// description
A Japanese concept meaning "reason for being" — the intersection of four questions: What do you love? What are you good at? What does the world need? What can you be paid for? The overlap of all four is ikigai — a purpose that is personally fulfilling, skilfully expressed, useful to others, and economically sustainable.
// history
Ikigai is a longstanding concept in Japanese culture, particularly in Okinawa, which has one of the world's highest concentrations of centenarians — a fact researchers have linked to a strong sense of ikigai. The Western version of ikigai as a Venn diagram framework was developed partly by Héctor García and Francesc Miralles and popularised through their book "Ikigai: The Japanese Secret to a Long and Happy Life" (2016). Note: the original Japanese concept is closer to "daily joy and purpose" rather than a strategic career framework, but the Western Venn diagram version has proven useful for career and business clarity.
// example
A creator's ikigai mapping: Love (making art with AI, teaching, building tools). Good at (Midjourney, curriculum design, writing clearly about complex topics). World needs (accessible creative education, tools for non-designers). Paid for (courses on AI art, KDP low-content books, software tools). The overlap reveals a clear positioning: educator-creator at the intersection of AI tools and accessible design for everyday people. That's a sustainable business with a genuine reason for being.
// katharyne's take
Ikigai is worth mapping even if you've been in business for years — it's a clarity check as much as a starting framework. The question "what does the world need?" is the one most creators skip, which is why some people make things they love that nobody buys. And "what can you be paid for?" isn't crass — it's the thing that makes the whole system sustainable. My Venn diagram overlap lands squarely on what I actually do, which is reassuring. If yours doesn't, that's useful information.
// creative uses
- Use the ikigai Venn to audit a new product idea before building it: does it sit in the overlap of all four circles? A product you love making but nobody needs and nobody will pay for is a hobby, not a business. The "world needs" and "paid for" circles are the filters most creators skip — and the reason most new products underperform.
- Apply ikigai to your course topic selection: map your skills (Midjourney, KDP, Canva, Etsy SEO) against what your audience consistently asks about, what's currently searchable and underprovided, and what they've demonstrated they'll pay for. The topic in the centre of those four answers is your next course.
- Use ikigai as an annual clarity ritual: once a year, re-draw your Venn diagram with fresh data. What you love changes. What the market needs changes. What you can be paid for changes. A diagram that was accurate two years ago may be pointing you in the wrong direction now.
// quick actions
- Draw the four Ikigai circles right now and spend 5 minutes filling in each one honestly. Don't overthink it — write whatever comes to mind first. The patterns across circles are more revealing than any individual answer. Look for words that appear in more than one circle — those are your ikigai anchors.

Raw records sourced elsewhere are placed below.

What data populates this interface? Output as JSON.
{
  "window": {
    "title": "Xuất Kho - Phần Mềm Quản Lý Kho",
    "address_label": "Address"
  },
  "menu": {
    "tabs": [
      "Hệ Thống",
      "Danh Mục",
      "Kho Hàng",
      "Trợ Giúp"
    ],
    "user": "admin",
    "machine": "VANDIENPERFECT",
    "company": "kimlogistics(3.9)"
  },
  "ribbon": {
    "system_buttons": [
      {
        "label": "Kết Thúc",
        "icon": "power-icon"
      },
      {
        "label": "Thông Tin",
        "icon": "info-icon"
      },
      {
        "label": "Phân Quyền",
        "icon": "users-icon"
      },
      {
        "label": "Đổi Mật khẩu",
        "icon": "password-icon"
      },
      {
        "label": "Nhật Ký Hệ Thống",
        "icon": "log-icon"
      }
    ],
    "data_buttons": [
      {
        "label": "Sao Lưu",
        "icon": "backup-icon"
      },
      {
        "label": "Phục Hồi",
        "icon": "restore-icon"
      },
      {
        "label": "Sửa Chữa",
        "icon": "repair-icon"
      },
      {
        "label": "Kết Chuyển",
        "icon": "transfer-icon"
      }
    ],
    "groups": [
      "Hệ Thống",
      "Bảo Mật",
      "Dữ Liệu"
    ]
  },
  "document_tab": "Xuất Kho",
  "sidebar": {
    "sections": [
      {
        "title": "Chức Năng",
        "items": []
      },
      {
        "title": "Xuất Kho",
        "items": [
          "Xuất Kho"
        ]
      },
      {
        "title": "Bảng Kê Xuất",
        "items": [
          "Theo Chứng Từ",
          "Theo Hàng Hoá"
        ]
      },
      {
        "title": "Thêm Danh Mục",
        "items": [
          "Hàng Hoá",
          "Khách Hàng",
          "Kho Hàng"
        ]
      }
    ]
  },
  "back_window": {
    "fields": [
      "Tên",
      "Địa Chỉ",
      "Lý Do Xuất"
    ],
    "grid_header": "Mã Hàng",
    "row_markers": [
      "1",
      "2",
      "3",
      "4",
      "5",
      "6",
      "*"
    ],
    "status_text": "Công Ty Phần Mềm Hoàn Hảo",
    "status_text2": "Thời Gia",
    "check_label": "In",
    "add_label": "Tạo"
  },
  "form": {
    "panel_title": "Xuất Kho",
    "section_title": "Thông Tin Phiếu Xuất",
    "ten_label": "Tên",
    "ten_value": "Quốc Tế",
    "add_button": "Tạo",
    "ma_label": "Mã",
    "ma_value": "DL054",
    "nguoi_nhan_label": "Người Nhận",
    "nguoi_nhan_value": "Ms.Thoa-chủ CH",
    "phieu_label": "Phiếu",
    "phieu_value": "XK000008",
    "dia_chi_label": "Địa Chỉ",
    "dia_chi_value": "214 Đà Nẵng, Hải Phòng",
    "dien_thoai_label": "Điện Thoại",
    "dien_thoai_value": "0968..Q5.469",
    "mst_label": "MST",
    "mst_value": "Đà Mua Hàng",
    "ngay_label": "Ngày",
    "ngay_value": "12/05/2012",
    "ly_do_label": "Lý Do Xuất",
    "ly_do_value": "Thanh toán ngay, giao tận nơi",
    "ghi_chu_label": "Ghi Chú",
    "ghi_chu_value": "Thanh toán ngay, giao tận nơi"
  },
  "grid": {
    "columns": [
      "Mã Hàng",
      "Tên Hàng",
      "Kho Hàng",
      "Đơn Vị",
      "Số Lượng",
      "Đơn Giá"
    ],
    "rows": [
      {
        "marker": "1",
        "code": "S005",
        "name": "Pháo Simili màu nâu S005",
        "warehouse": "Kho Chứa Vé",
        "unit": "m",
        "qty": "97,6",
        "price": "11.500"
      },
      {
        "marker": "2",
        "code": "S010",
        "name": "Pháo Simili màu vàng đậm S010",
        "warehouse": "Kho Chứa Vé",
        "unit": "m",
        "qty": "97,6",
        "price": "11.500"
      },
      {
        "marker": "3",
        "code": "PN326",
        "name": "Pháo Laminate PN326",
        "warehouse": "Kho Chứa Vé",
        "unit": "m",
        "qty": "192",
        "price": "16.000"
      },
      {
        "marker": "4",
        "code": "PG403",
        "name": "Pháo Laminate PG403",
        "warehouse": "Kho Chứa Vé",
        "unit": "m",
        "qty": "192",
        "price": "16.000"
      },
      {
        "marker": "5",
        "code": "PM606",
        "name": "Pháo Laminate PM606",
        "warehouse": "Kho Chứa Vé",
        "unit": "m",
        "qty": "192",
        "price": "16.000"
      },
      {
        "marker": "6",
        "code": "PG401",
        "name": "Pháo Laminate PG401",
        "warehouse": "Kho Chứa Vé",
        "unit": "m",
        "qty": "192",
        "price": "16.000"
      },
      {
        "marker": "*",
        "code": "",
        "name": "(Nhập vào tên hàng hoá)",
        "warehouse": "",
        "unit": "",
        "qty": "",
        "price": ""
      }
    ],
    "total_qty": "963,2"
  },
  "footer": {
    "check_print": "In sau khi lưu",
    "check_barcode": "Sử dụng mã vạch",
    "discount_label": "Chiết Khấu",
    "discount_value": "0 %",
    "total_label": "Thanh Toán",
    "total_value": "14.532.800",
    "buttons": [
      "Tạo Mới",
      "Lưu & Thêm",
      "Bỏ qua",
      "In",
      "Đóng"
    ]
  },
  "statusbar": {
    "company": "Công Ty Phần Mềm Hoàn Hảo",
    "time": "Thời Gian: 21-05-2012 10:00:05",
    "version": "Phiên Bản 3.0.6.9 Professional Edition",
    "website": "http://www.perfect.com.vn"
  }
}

- Check your current primary income stream against all four circles: does it sit in the overlap? If it scores well on "paid for" but poorly on "love" or "good at," that's a sustainability warning — not to panic, but to plan your next product or offer pivot now rather than when you hit burnout.
- Share your completed ikigai diagram with three people who know your work well and ask them: "Does this look accurate? What would you add to 'good at' that I haven't listed?" Other people see your strengths more clearly than you do, and the "good at" circle is where most creators massively underestimate themselves.
// prompt ideas
Walk me through an Ikigai mapping session for my creator business. Here's what I currently do: [describe your work and income streams]. For each of the four circles — what I love, what I'm good at, what the world needs, what I can be paid for — probe me with specific questions until we arrive at a clearly articulated ikigai statement that's specific enough to guide my next product or offer decision.
I'm considering two potential directions for my business: [describe option A] vs [describe option B]. Run both through the Ikigai framework and tell me how each one scores against all four circles. Which sits more clearly in the overlap, and what's the most honest gap I'm ignoring in the one that feels more exciting?
Help me identify my next KDP niche / Etsy product line / course topic using the Ikigai framework as a filter. Here's what I love working on: [list your interests]. Here's what I'm skilled at: [list skills]. Use the "what the world needs + what you can be paid for" circles to cross-reference my interests against actual market demand — and suggest 3 specific niches that land in the full ikigai overlap.